Durante a Ditadura Militar, de 1964 a 1985, o governo se empenhou em garantir
que as “terras devolutas”, habitadas por indígenas e sertanejos sem títulos de
propriedade, fossem distribuídas para as grandes empresas, que alavancariam o
progresso e o desenvolvimento do país. Como estudos de casos, vamos nos ater a
duas instituições que abriram frentes de trabalho na Amazônia, o Banco de
Crédito Nacional (BCN) e a Volkswagen (VW).
Em
1966, em Santa Terezinha do Araguaia, o BCN criou a Companhia do
Desenvolvimento do Araguaia – Codeara. A empresa, que se transformou no maior
criador de gado do Mato Grosso, era acusada de escravizar e assassinar os seus
peões e instigar conflitos armados. Os agentes da Pastoral de São Félix do
Araguaia defendiam os indígenas, os posseiros e os peões das fazendas.
O
conflito com os moradores do povoado de Santa Terezinha motivou a prisão do
Padre François Jacques (Francisco) Jentel, que foi condenado a 10 anos de
prisão. Padre Jentel foi mais tarde posto em liberdade e expulso do país.
A
Volkswagen, em 1973, criou a fazenda do Vale Cristalino em Santana do Araguaia,
Pará. A indústria automobilística havia decidido criar gado no meio da selva,
numa área de 140 mil hectares (o município de São Paulo tem 152 mil hectares).

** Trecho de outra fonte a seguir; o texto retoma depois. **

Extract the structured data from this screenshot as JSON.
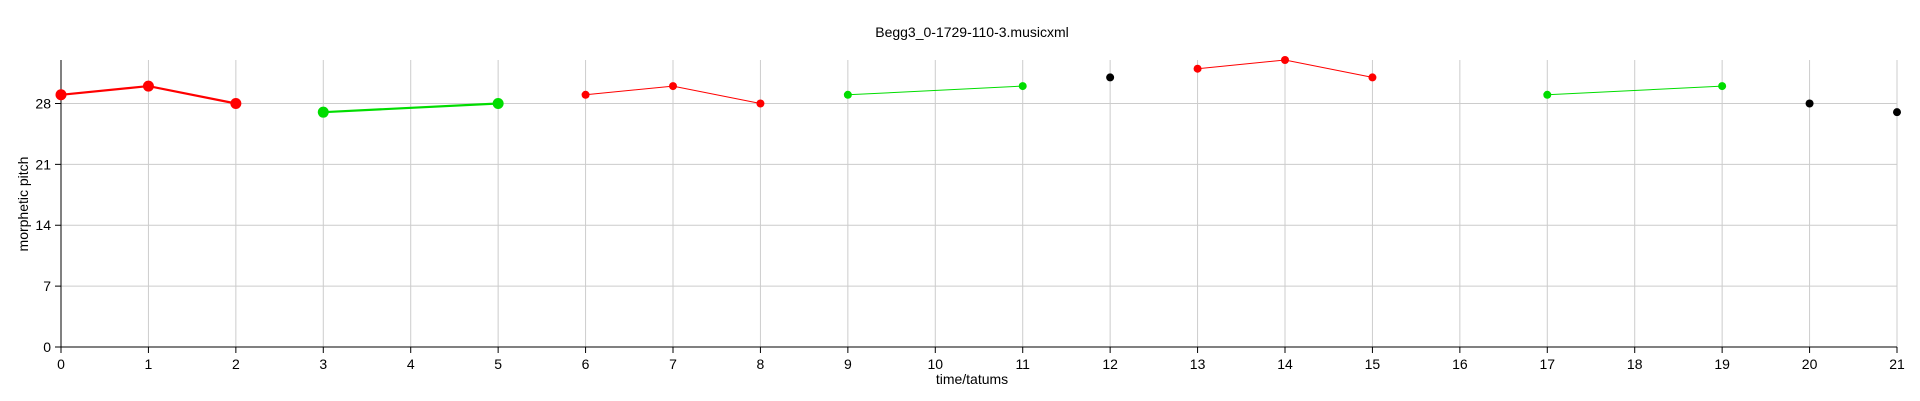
{
  "chart_data": {
    "type": "scatter",
    "title": "Begg3_0-1729-110-3.musicxml",
    "xlabel": "time/tatums",
    "ylabel": "morphetic pitch",
    "xlim": [
      0,
      21
    ],
    "ylim": [
      0,
      33
    ],
    "xticks": [
      0,
      1,
      2,
      3,
      4,
      5,
      6,
      7,
      8,
      9,
      10,
      11,
      12,
      13,
      14,
      15,
      16,
      17,
      18,
      19,
      20,
      21
    ],
    "yticks": [
      0,
      7,
      14,
      21,
      28
    ],
    "grid": true,
    "colors": {
      "red": "#ff0000",
      "green": "#00dd00",
      "black": "#000000",
      "grid": "#cccccc",
      "axis": "#000000"
    },
    "series": [
      {
        "color": "red",
        "weight": "heavy",
        "points": [
          [
            0,
            29
          ],
          [
            1,
            30
          ],
          [
            2,
            28
          ]
        ]
      },
      {
        "color": "green",
        "weight": "heavy",
        "points": [
          [
            3,
            27
          ],
          [
            5,
            28
          ]
        ]
      },
      {
        "color": "red",
        "weight": "light",
        "points": [
          [
            6,
            29
          ],
          [
            7,
            30
          ],
          [
            8,
            28
          ]
        ]
      },
      {
        "color": "green",
        "weight": "light",
        "points": [
          [
            9,
            29
          ],
          [
            11,
            30
          ]
        ]
      },
      {
        "color": "black",
        "weight": "light",
        "points": [
          [
            12,
            31
          ]
        ]
      },
      {
        "color": "red",
        "weight": "light",
        "points": [
          [
            13,
            32
          ],
          [
            14,
            33
          ],
          [
            15,
            31
          ]
        ]
      },
      {
        "color": "green",
        "weight": "light",
        "points": [
          [
            17,
            29
          ],
          [
            19,
            30
          ]
        ]
      },
      {
        "color": "black",
        "weight": "light",
        "points": [
          [
            20,
            28
          ]
        ]
      },
      {
        "color": "black",
        "weight": "light",
        "points": [
          [
            21,
            27
          ]
        ]
      }
    ]
  }
}
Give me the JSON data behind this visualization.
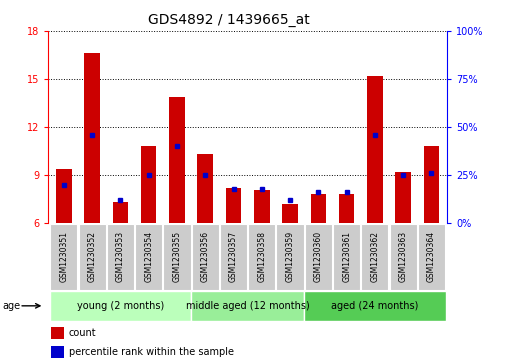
{
  "title": "GDS4892 / 1439665_at",
  "samples": [
    "GSM1230351",
    "GSM1230352",
    "GSM1230353",
    "GSM1230354",
    "GSM1230355",
    "GSM1230356",
    "GSM1230357",
    "GSM1230358",
    "GSM1230359",
    "GSM1230360",
    "GSM1230361",
    "GSM1230362",
    "GSM1230363",
    "GSM1230364"
  ],
  "count_values": [
    9.4,
    16.6,
    7.3,
    10.8,
    13.9,
    10.3,
    8.2,
    8.1,
    7.2,
    7.8,
    7.8,
    15.2,
    9.2,
    10.8
  ],
  "percentile_values": [
    20,
    46,
    12,
    25,
    40,
    25,
    18,
    18,
    12,
    16,
    16,
    46,
    25,
    26
  ],
  "ymin": 6,
  "ymax": 18,
  "yticks": [
    6,
    9,
    12,
    15,
    18
  ],
  "y2ticks": [
    0,
    25,
    50,
    75,
    100
  ],
  "y2labels": [
    "0%",
    "25%",
    "50%",
    "75%",
    "100%"
  ],
  "bar_color": "#cc0000",
  "percentile_color": "#0000cc",
  "bar_width": 0.55,
  "groups": [
    {
      "label": "young (2 months)",
      "start": 0,
      "end": 4
    },
    {
      "label": "middle aged (12 months)",
      "start": 5,
      "end": 8
    },
    {
      "label": "aged (24 months)",
      "start": 9,
      "end": 13
    }
  ],
  "group_colors": [
    "#bbffbb",
    "#99ee99",
    "#55cc55"
  ],
  "sample_box_color": "#cccccc",
  "sample_box_edge": "#999999",
  "legend_count_label": "count",
  "legend_percentile_label": "percentile rank within the sample",
  "age_label": "age",
  "title_fontsize": 10,
  "tick_fontsize": 7,
  "sample_fontsize": 5.5,
  "group_fontsize": 7,
  "legend_fontsize": 7
}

Para o desmatamento da fazenda, foram contratados trabalhadores temporários,
transformados em escravos, vítimas de ameaças e violência, impedidos de deixar
a fazenda por supostas dívidas.
Os que
tentavam fugir eram espancados, amarrados, passavam a trabalhar sob a mira de
armas ou eram assassinados. Os padres da Comissão Pastoral da Terra, que
defendiam os trabalhadores, eram ameaçados de morte. A Volkswagen vendeu a
fazenda em 1986, um ano após o fim da ditadura militar no Brasil. O
administrador da fazenda à época, procurado em 2022, contrariado, declarou,
“Isso é um absurdo. Como se não houvesse nada mais importante hoje do que
melhorar o passado.” Não vamos conseguir mitigar as feridas nem ressuscitar os
mortos. Mas a questão não é melhorar o passado, mas passar o passado a limpo
para melhorar o presente e o futuro.
O país,
nos anos 1980, finalmente fechou a sua fronteira agrícola, só restando aberta a
Bacia Amazônica em processo de desmatamento (facilitado com a transformação de
todos os territórios da Amazônia Legal em estados, o Acre em 1962, Rondônia em
1982 e Roraima e Amapá em 1988).
Ailton
Krenak, em 1987, de terno branco, num gesto heroico, pintou seu rosto de preto
enquanto proferia o histórico discurso na Assembleia Constituinte em defesa do
direito dos indígenas às suas terras.
Dois
meses após a promulgação da Constituição de 1988, que estabeleceu a Reforma
Agrária no país, membros da União Democrática Ruralista (UDR) mataram Chico
Mendes, eterno defensor da Amazônia e dos povos da floresta, da reforma
agrária, das reservas florestais, das populações indígenas, quilombolas,
ribeirinhas, seringalistas e demais extrativistas dedicados à coleta não
predatória. Os assassinos de Chico Mendes só foram penalizados em decorrência
do testemunho de um “afilhado” de 13 anos de idade do mandante do crime.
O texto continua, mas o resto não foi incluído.